C'est donc confirmé : le 1er octobre, l'ONU publiera son rapport revenant sur toute la mécanique de l'horreur qui s'est mise en place en RD Congo entre mars 1993 et juin 2003. La version non définitive de celui-ci comportait un passage mettant en cause les forces armées rwandaises, dont les exactions dans l'Est de la RD Congo entre 1996 et 1998 étaient qualifiées de « crimes contre l'humanité, crimes de guerre, voire de génocide ».
Des accusations considérées comme « absurdes » par le président rwandais Paul Kagamé. Kigali avait en outre menacé de retirer ses troupes des forces onusiennes présentes au Darfour, avant de se raviser la semaine dernière.
La raison de ce revirement est simple : les experts de l'ONU emploient avec beaucoup plus de précautions le terme de « génocide », au demeurant fort choquant dans la version non-définitive du rapport. Dans un de ses passages les plus controversés, le rapport décrit des massacres « organisés (par les forces rwandaises) selon un schéma quasi identique de façon à tuer un maximum de victimes » hutues, dans la région de Walikale.
Sous prétexte de les rapatrier au Rwanda, les soldats regroupaient des réfugiés hutus et « tiraient sur eux de manière indiscriminée à l'arme lourde » ou les frappaient « à coups de marteau ou de houe ». Mais le rapport indique sagement que « la question de savoir » si ces actes « constituent des crimes de génocide a soulevé de nombreux commentaires et demeure irrésolue jusqu'à présent ». Par conséquent, elle ne pourra être tranchée que par « un tribunal compétent, statuant au cas par cas ».
Appel à la conscience
En d'autres termes, si l'implication de l'armée rwandaise, aux côtés des forces de Laurent Désiré Kabila, dans la longue litanie des horreurs (viols, assassinats, tortures, mutilations, enrôlement d'enfant-soldats...) qui se sont déroulées dans la région est clairement établie par le rapport, la question de savoir s'il y avait la volonté d'éliminer physiquement un groupe ethnique n'est pas tranchée, même partiellement.

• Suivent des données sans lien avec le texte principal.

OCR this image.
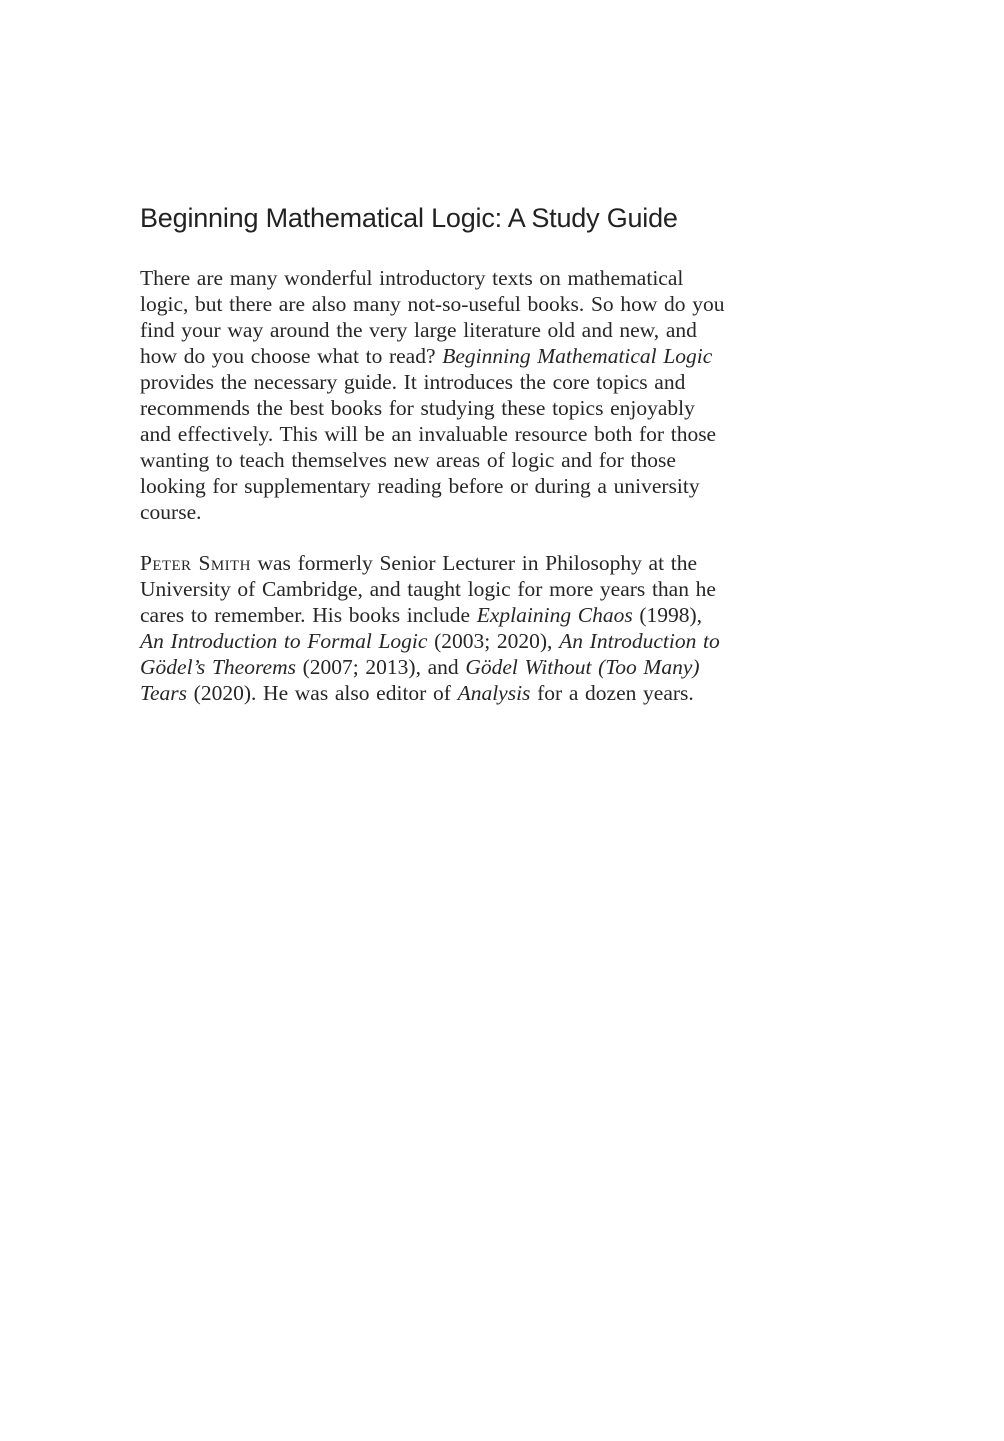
Beginning Mathematical Logic: A Study Guide
There are many wonderful introductory texts on mathematical
logic, but there are also many not-so-useful books. So how do you
find your way around the very large literature old and new, and
how do you choose what to read? Beginning Mathematical Logic
provides the necessary guide. It introduces the core topics and
recommends the best books for studying these topics enjoyably
and effectively. This will be an invaluable resource both for those
wanting to teach themselves new areas of logic and for those
looking for supplementary reading before or during a university
course.
Peter Smith was formerly Senior Lecturer in Philosophy at the
University of Cambridge, and taught logic for more years than he
cares to remember. His books include Explaining Chaos (1998),
An Introduction to Formal Logic (2003; 2020), An Introduction to
Gödel’s Theorems (2007; 2013), and Gödel Without (Too Many)
Tears (2020). He was also editor of Analysis for a dozen years.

Le Haut-Commissariat aux droits de l'homme de l'ONU est clair dans sa préface : le rapport « ne vise pas à attribuer de responsabilités individuelles ni à blâmer un groupe plutôt qu'un autre ». Le « rôle d'un rapport n'est que d'amener des faits. C'est un appel à la conscience. La question de poursuites se situe à un autre niveau, c'est l'œuvre de la justice internationale », affirme un diplomate onusien.
Méthodologie du « mapping »
« La seule publication (de ce rapport) est extrêmement importante, estime quant à elle Carina Tertsakian de Human Rights Watch (HRW). C'est la première fois que l'on voit une analyse aussi complète et documentée d'événements dans un rapport de l'ONU », poursuit-elle. « Ce rapport est très puissant, dans la mesure où il documente en détail des évènements sur une période de dix ans. (…) Quand on le lit, c'est incroyablement choquant, l'horreur et la magnitude de la violence », assure-t-elle.
Il est vrai que les 516 pages du rapport, qui se veut « un premier pas vers un exercice de vérité parfois douloureux mais nécessaire », font froid dans le dos. Utilisant la méthodologie dite « mapping », il décrit par le menu 617 violations graves ayant fait des dizaines de milliers de morts, mais aussi le contexte et la région spécifique où elles ont été commises. Sa version intégrale sera connue demain.